Izzo Which transforms the whole user story, right? Instead of babysitting an agent through a complex workflow, you can actually hand off a multi-hour task and trust it to maintain state throughout.
Boone Now the hosted shell piece – this is where OpenAI is really making a play for the infrastructure layer. They're giving each agent its own Debian 12 container with Python 3.11, Node 22, Java 17, Go 1.23, Ruby 3.1.
Izzo Plus persistent storage through slash-mount-slash-data and full networking capabilities. So your agent can install libraries, hit external APIs, generate artifacts, and actually save its work between sessions.
Boone This removes so much scaffolding work for developers. Before this, if you wanted an agent to run code safely, you had to build your own sandboxing, handle state persistence, manage execution environments. Now OpenAI is basically saying 'give us the instructions, we'll provide the computer.'
Izzo The Skills standard might be the most interesting piece long-term though. Both OpenAI and Anthropic have converged on the same SKILL.md manifest format with YAML frontmatter.
Boone And it's actually working across platforms. OpenClaw – that new open-source agent – adopted the exact same standard and can now use skills originally built for Claude. ClawHub has over three thousand community-built extensions.
Izzo That's the network effect kicking in. When you can write a skill once and deploy it across OpenAI, Anthropic, local Llama instances, suddenly you're building portable, versioned assets instead of vendor-locked features.
Boone Though I'm curious about the architectural differences between OpenAI and Anthropic's approaches. OpenAI seems focused on this 'programmable substrate' idea – bundling the shell, memory, and skills into their API.
Izzo While Anthropic is more about the expertise marketplace with pre-packaged partner integrations from Atlassian, Figma, Stripe. Different strategies for the same open standard.
Boone Glean reported their tool accuracy jumped from seventy-three percent to eighty-five percent using OpenAI's Skills framework. That's a meaningful improvement, not just marketing fluff.
Izzo From a product perspective, this feels like the end of the 'bespoke infrastructure' era for agents. The challenge isn't 'how do I give this agent a terminal' anymore – it's 'which skills are authorized for which users.'
Boone Security is going to be huge here though. Domain Secrets and Org Allowlists help, but giving an AI model shell access and networking? SecOps teams are probably having some conversations right about now.
Izzo Especially as skills become easier to deploy. You need to watch out for malicious skills that could introduce prompt injection or unauthorized data paths. The ease of deployment cuts both ways.
Boone But the fundamental shift is real – we're moving from 'AI as a chatbot' to 'AI as a persistent system process.' That's a completely different paradigm for how you architect applications.
Izzo For Build Next, if you want to get hands-on with this stuff – first, check out the agentskills.io specification. It's the open standard both companies are using, and you can start writing portable skills today.

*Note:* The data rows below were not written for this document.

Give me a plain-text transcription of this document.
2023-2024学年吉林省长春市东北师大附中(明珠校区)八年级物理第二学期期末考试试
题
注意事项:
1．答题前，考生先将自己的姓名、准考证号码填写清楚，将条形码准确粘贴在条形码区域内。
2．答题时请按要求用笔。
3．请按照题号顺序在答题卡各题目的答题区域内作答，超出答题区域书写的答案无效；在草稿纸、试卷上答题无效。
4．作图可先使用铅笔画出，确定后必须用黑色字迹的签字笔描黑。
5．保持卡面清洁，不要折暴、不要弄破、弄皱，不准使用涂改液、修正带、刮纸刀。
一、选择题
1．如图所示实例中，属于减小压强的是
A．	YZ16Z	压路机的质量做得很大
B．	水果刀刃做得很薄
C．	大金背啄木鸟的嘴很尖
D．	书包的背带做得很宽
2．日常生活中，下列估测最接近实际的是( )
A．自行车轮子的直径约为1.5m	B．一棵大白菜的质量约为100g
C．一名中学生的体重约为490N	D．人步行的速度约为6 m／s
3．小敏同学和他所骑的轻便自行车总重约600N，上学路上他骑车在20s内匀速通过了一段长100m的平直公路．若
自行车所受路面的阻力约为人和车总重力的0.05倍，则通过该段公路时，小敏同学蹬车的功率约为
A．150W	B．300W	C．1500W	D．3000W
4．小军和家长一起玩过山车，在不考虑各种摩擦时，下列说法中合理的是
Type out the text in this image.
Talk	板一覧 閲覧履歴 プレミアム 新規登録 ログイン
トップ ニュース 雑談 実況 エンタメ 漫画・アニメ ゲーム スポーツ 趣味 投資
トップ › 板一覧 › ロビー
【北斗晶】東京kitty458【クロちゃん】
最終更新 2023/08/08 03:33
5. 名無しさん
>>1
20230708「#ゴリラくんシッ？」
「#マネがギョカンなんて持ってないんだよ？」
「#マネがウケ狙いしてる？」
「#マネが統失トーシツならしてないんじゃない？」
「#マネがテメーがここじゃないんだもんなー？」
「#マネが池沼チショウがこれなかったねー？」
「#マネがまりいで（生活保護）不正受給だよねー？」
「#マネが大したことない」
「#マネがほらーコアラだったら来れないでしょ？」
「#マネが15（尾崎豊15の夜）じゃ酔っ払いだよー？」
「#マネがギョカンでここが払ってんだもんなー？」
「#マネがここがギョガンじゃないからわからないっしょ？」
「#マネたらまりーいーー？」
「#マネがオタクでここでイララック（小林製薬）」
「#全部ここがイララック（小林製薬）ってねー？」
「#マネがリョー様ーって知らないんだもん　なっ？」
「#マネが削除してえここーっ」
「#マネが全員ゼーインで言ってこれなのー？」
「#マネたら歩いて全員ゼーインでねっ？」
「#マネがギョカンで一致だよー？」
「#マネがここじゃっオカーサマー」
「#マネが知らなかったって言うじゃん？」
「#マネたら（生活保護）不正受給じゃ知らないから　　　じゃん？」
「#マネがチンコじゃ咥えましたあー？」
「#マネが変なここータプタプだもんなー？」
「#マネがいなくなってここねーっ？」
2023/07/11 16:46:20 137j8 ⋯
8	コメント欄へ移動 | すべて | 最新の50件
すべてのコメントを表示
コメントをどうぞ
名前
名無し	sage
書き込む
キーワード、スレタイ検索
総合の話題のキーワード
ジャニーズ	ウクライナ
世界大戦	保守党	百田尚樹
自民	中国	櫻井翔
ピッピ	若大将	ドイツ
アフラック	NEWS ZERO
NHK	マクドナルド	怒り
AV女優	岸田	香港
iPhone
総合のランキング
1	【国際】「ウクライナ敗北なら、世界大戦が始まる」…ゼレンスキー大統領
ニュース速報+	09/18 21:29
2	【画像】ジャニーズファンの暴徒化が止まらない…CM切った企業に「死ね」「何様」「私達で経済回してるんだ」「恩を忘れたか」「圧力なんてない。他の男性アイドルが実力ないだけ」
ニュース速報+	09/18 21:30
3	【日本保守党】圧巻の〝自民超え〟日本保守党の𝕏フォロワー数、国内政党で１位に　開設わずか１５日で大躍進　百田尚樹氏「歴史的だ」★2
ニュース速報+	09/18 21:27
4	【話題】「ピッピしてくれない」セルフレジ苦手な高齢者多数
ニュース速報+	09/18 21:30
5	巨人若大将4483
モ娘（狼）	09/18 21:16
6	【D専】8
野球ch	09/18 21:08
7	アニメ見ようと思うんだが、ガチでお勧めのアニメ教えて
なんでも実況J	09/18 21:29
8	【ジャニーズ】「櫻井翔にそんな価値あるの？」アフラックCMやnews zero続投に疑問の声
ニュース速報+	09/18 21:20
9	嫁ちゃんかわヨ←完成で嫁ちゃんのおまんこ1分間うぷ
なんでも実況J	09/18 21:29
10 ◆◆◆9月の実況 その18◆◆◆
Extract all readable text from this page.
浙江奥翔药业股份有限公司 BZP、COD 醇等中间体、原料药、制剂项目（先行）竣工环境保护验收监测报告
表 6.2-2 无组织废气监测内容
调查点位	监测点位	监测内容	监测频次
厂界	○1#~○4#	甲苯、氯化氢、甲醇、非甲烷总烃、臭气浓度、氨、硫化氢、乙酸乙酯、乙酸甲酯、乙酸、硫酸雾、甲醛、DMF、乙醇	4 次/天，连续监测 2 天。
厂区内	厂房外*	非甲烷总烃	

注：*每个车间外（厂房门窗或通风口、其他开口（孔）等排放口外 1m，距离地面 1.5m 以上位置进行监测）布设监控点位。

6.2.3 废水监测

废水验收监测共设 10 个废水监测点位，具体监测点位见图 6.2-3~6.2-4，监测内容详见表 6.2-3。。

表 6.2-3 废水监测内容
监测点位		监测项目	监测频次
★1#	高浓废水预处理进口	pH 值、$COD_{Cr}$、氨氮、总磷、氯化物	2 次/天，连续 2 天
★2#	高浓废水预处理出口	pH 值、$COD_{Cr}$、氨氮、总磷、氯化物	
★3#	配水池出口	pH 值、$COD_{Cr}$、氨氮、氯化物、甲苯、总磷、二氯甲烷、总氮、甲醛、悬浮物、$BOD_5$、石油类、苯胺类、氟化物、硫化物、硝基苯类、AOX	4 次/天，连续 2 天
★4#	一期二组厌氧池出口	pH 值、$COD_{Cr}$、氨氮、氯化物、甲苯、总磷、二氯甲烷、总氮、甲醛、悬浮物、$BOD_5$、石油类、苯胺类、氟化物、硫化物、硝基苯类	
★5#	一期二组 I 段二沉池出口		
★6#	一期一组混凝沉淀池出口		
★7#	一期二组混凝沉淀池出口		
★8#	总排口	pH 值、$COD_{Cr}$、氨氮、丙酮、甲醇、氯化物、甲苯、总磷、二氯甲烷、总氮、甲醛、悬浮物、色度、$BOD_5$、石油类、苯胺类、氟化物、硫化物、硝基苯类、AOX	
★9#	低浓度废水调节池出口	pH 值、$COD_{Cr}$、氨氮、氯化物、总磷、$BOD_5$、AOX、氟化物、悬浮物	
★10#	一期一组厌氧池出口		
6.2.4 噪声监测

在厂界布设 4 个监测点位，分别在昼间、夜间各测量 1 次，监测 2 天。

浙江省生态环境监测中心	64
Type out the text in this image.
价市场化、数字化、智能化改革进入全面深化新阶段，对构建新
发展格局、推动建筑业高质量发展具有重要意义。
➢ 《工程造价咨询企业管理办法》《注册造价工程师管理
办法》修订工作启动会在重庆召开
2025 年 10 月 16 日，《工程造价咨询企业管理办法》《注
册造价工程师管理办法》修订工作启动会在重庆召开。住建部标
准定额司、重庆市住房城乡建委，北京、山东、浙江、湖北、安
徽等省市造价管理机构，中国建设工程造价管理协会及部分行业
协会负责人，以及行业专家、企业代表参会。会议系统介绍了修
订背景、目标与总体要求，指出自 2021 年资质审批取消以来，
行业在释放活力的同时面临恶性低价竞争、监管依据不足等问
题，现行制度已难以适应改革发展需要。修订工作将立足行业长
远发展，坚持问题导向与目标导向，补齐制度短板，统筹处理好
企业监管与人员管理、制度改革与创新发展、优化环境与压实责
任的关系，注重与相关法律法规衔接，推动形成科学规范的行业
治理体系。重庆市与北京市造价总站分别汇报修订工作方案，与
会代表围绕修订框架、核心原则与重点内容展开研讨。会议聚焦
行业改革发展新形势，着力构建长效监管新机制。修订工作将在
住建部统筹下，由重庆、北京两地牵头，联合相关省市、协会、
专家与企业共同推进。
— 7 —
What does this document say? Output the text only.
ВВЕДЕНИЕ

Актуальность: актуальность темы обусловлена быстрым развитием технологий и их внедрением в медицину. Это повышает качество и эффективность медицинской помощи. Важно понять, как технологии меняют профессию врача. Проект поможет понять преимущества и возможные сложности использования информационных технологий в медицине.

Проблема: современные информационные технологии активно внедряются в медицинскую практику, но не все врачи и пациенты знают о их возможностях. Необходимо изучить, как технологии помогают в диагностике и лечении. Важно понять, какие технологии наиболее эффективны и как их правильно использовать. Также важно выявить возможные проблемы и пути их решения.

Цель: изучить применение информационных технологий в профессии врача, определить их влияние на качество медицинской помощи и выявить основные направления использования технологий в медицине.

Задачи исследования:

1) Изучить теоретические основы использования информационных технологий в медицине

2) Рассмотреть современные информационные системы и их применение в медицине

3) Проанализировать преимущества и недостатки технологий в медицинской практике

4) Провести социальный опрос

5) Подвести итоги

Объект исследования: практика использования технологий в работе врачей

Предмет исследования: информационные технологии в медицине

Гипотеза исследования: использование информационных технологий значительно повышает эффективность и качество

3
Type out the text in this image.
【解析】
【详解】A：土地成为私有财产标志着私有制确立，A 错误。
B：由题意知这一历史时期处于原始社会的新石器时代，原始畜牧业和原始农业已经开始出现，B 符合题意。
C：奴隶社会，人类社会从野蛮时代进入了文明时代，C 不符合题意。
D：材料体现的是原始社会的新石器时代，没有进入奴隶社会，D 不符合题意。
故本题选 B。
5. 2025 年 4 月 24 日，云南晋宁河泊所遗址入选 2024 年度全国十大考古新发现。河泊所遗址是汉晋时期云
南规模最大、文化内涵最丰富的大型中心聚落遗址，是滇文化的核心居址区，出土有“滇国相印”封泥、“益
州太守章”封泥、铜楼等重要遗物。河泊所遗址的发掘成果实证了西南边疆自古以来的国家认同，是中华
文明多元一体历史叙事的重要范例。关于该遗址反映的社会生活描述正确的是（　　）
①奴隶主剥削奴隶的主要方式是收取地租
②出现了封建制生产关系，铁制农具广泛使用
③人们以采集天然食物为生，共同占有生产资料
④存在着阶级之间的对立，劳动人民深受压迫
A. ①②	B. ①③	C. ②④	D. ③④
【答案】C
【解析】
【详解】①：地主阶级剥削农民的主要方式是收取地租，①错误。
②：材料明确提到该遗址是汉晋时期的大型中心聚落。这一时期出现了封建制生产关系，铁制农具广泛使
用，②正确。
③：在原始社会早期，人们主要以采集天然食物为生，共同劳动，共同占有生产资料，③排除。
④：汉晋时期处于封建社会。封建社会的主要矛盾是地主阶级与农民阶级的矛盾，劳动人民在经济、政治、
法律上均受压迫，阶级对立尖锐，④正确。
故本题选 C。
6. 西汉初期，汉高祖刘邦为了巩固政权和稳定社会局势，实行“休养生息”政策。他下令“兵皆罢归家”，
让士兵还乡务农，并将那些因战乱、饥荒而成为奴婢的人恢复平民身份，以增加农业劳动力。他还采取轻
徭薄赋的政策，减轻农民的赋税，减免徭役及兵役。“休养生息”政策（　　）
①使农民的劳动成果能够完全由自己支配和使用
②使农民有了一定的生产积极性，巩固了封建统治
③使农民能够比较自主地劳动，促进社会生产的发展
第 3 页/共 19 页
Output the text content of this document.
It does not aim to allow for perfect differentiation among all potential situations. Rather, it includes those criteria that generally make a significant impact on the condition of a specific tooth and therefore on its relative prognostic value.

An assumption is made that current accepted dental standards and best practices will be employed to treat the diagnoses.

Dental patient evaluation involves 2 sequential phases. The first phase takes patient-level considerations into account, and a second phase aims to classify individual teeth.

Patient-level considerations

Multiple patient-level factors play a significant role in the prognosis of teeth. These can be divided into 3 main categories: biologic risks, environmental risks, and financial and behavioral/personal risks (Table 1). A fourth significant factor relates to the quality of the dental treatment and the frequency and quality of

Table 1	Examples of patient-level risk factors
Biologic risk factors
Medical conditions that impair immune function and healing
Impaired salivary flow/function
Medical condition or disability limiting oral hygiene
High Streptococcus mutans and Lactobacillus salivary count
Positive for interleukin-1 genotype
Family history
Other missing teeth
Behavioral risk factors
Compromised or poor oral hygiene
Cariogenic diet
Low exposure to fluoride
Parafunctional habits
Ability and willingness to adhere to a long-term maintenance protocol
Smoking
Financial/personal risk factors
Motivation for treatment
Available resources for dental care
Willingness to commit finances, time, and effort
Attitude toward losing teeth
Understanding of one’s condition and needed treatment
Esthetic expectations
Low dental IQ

Boone Second, clone the OpenClaw repo from GitHub. It supports multiple models and you can experiment with the Skills format without needing OpenAI credits. Plus all those ClawHub extensions work out of the box.
Izzo And if you're already using OpenAI's API, upgrade to the latest Responses API version and try the container_auto option for the Shell Tool. Build something that needs persistent state – maybe a data analysis agent that works across multiple sessions.
Boone I'm definitely adding that to the weekend project list. A persistent agent that can actually finish what it starts? That's been the missing piece.
Izzo The memory problem that's plagued agents since day one might actually be solved. And with portable skills becoming the norm, we're looking at a real ecosystem forming around agent capabilities. This is Exploring Next – the infrastructure just got a lot more interesting.